Fruits, vegetables, legumes, grains, nuts, seeds, barley, rye, and oats can all be wonderful sources of insoluble fibre.

3. Soluble fibre holds water which can be gentler on digestion if you do struggle with gut sensitivity. It can dissolve in water or hold water and love through your gastrointestinal tract. It can also help to soothe the gut when it is inflamed. While there is controversy around using psyllium, with concerns that is robs your body of zinc, this is only the case if you overuse. Generally, if it used therapeutically, in small doses, it can be calm and gentle on digestion.

You can get soluble fibre from oats, okra, lentils, vegetables, orange peels, and psyllium husk. Soaked prunes are also wonderful as a soluble fibre as they turn into a gel and soften stool. This can be helpful if you do not have challenges with insulin or blood sugar.

4. Pectin is also a type of fibre which is found in apples, citrus fruits, legumes, and nuts. Stewing apples helps to release the pectin and is a great gut healing and soothing food. One of the ways is to stew apples without any sugar, chill them, and consume them chilled as a gentle form of fibre.
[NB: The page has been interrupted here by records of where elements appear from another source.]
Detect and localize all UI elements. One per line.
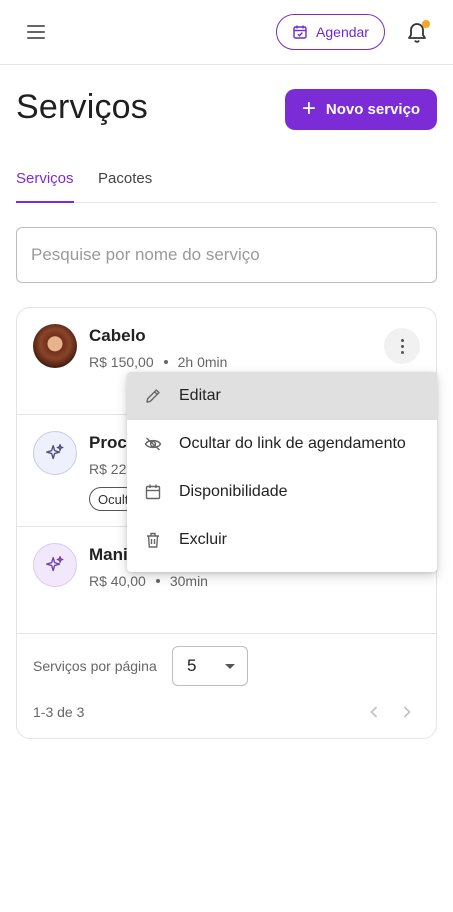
service-price: R$ 40,00: [89, 573, 146, 589]
service-avatar: [33, 324, 77, 368]
pagination-range: 1-3 de 3: [33, 704, 85, 720]
notification-badge: [422, 20, 430, 28]
menu-item-label: Excluir: [179, 531, 228, 548]
chevron-left-icon: [370, 706, 378, 718]
previous-page-button[interactable]: [364, 702, 384, 722]
new-service-label: Novo serviço: [325, 101, 421, 118]
more-options-button[interactable]: [384, 328, 420, 364]
menu-item-disponibilidade[interactable]: Disponibilidade: [127, 468, 437, 516]
page-title: Serviços: [16, 88, 148, 126]
rows-per-page-value: 5: [187, 656, 197, 675]
service-duration: 2h 0min: [177, 354, 228, 370]
service-price: R$ 150,00: [89, 354, 154, 370]
new-service-button[interactable]: + Novo serviço: [285, 89, 437, 130]
rows-per-page-label: Serviços por página: [33, 658, 157, 674]
sparkles-icon: [33, 543, 77, 587]
menu-item-label: Editar: [179, 387, 221, 404]
menu-item-label: Ocultar do link de agendamento: [179, 435, 406, 452]
menu-item-editar[interactable]: Editar: [127, 372, 437, 420]
agendar-button[interactable]: Agendar: [276, 14, 385, 50]
rows-per-page-select[interactable]: 5: [172, 646, 248, 686]
top-bar: Agendar: [0, 0, 453, 65]
tab-pacotes[interactable]: Pacotes: [98, 170, 152, 202]
chevron-right-icon: [403, 706, 411, 718]
trash-icon: [143, 530, 163, 550]
search-input[interactable]: [16, 227, 437, 283]
service-options-menu: Editar Ocultar do link de agendamento Di…: [127, 372, 437, 572]
service-name: Cabelo: [89, 326, 146, 345]
menu-item-excluir[interactable]: Excluir: [127, 516, 437, 564]
separator-dot: [163, 360, 168, 364]
service-meta: R$ 22: [89, 461, 126, 477]
menu-item-label: Disponibilidade: [179, 483, 288, 500]
service-duration: 30min: [169, 573, 208, 589]
pencil-icon: [143, 386, 163, 406]
calendar-icon: [143, 482, 163, 502]
separator-dot: [155, 579, 160, 583]
service-name: Mani: [89, 545, 128, 564]
caret-down-icon: [225, 664, 235, 669]
notifications-button[interactable]: [404, 19, 430, 45]
plus-icon: +: [301, 94, 316, 122]
service-price: R$ 22: [89, 461, 127, 477]
sparkles-icon: [33, 431, 77, 475]
tab-bar: Serviços Pacotes: [16, 170, 437, 203]
service-meta: R$ 150,00 2h 0min: [89, 354, 227, 370]
service-meta: R$ 40,00 30min: [89, 573, 208, 589]
next-page-button[interactable]: [397, 702, 417, 722]
eye-off-icon: [143, 434, 163, 454]
tab-servicos[interactable]: Serviços: [16, 170, 74, 203]
menu-item-ocultar[interactable]: Ocultar do link de agendamento: [127, 420, 437, 468]
calendar-icon: [293, 25, 307, 39]
agendar-label: Agendar: [316, 24, 369, 40]
hamburger-icon[interactable]: [24, 22, 48, 42]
5. Beta glucans is a form of fibre found in oats, rye, and barley. Beta glucans becomes a gel when cooked and soaks up water to help speed up transit time. If you are sensitive to gluten, make sure that you find a certified gluten free rolled oats. Beta glucans helps to lower LDL levels and postprandial blood glucose. Other forms of fibre are inulin which is found in chicory. You can use chicory powder as a coffee replacement and help your body with a form of fibre that feeds beneficial bacteria.

6. Resistant starch is a form of fibre that cannot be digested easily. Foods containing resistant starch move through your system and are inaccessible to enzyme attack. Therefore, they reach the colon undigested and feed the bacteria in the colon. Resistant starch is formed when starch containing foods are cooked and the cooled. They include green plantains, oats, rice, and potatoes. It is only when they are cooled that they resist impact on your blood sugar.

How can you include fibre into your daily diet?

1. The first way is to increase fibre is to just increase the number of cups of fruits and vegetables that you eat in a day. If you are eating two to three cups a day, just increase that to four or five. The increase in fibre from fruits and vegetables are a great way to boost fibre and antioxidants. Always be conscious of drinking plenty of fluids that are non-caffeinated.

2. Soak one teaspoon of psyllium husk powder in hot water. Allow it to infuse and soak for two hours. Soaking it helps to increase digestibility of it so that it does not rob your body of minerals. You can also do the same with flax seed powder, which contains lignans. Always remember that fibre is highly absorbent. If you don’t drink enough water, it will end up making you more constipated than you already are.

3. Raisins and prunes are the oldest known sources of increasing fibre. If you do not have any issues with your blood sugar, soak two prunes or 7-8 black raisins. Raisins were my ancestral remedies even for constipation in babies! Soak them in hot water and then consume them with the water.

Remember, fibre and fluid go hand-in-hand. (Image credit: Pexels)

4. Consider having more whole grains. Brown rice can be a great source of fibre when combined with humble lentils and vegetables. Fibre does not need to be in the form of smoothies or drinks. It can just be the traditional Indian meal with all the components on your plate.

The main thing to always remember when it comes to fibre is that fibre and fluid go hand-in-hand. If you increase any form of fibre, immediately increase fluid intake. Always begin with more gentle fibre and then start to widen your variety as your digestion adjusts to it. Do not overdo fibre to the point where it does deplete zinc and key minerals.